Regia di Nick Cassavetes vedi scheda film
Attraverso una storia ispirata a un fatto di cronaca, Nick Cassavetes riproduce, secondo i canoni del cinema post-tarantiniano, uno spietato spaccato di certa società americana. Dove quello che manca sembra essere una qualche "normalità". Ci sono famiglie nelle quali i genitori sono pressoché inesistenti - anche perché impegnati essi stessi a tirarsi fuori dai guai giudiziari in cui si sono messi - e i ragazzi si creano un mondo tutto loro, a immagine e somiglianza di quello adulto, laddove è regolare essere stonati da droghe varie per la maggior parte del tempo e dove, un po' per gioco e un po' seriamente, riproducono le logiche della mala apprese osservando i "grandi". Dall'altro lato, vi sono famiglie che allevano i loro figli nella bambagia, chiudendoli in una campana di vetro e rendendoli indifesi nei confronti della vita.
Proprio un ragazzo proveniente da quest'ultimo tipo di famiglia è la vittima sacrificale di Alpha Dog. Rapito per vendetta verso il fratello, uno spacciatore nazistoide di mezza tacca, infatti, il quindicenne Zack prende la sua "strana" prigionia come un'avventura di iniziazione alla vita (beve birra, ha la prima esperienza sessuale), rifiutandosi perfino di fuggire quando gliene viene offerta l'occasione.
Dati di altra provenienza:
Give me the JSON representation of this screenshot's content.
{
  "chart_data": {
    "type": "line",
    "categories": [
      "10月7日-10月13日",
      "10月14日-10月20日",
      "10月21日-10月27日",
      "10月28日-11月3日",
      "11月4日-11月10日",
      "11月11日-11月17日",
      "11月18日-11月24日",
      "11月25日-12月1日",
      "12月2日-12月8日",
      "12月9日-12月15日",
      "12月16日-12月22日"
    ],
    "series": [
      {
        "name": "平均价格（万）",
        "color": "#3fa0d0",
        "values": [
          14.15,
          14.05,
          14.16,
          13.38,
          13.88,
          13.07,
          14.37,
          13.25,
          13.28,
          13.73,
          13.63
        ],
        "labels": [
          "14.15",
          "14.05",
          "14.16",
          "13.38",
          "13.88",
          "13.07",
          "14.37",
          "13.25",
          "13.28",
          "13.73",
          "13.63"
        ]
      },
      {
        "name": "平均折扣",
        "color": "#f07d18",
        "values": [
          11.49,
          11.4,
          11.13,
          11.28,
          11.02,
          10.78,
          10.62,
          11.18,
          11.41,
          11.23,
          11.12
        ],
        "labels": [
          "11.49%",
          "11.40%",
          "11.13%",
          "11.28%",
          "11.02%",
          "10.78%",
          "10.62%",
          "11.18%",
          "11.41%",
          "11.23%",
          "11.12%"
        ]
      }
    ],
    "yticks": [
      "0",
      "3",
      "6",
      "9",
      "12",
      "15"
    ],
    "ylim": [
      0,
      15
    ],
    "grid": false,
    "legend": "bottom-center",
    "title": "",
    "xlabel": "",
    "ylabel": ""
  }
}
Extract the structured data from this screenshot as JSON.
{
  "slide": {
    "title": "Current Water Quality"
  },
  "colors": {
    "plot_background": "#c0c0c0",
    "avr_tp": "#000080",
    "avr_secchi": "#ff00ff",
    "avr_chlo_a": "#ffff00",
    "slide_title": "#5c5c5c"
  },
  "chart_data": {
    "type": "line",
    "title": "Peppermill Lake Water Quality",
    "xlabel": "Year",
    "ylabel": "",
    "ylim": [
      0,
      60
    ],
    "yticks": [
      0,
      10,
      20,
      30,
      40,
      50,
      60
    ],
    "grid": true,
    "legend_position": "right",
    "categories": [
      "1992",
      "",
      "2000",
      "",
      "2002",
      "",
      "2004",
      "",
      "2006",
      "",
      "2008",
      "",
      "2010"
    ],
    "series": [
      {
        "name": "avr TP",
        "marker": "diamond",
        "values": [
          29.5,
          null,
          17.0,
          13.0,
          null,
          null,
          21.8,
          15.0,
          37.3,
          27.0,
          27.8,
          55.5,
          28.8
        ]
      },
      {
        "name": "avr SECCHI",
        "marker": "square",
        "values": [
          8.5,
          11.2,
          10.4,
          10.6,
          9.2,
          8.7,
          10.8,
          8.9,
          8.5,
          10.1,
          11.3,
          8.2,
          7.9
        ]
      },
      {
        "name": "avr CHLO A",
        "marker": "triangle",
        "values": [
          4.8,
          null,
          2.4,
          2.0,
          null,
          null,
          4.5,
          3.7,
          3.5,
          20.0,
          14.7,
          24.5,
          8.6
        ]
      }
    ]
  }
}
Il film del figlio di John Cassavetes non è un capolavoro, però è fatto bene, non indulge a una violenza eccessiva ed utilizza un episodio preso dalla cronaca (e punito dalla legge) per abbozzare un discorso critico sulla società americana.
Se un difetto c'è (e di certo qualcuno ce n'è), a mio parere è da ravvisare nella descrizione del fratello di Zack, Jake Mazursky, che è suo malgrado il motore della vicenda e la causa finale della morte del fratellino: a un certo momento viene descritto come un campione di arti marziali e nel finale scompare un po' troppo bruscamente.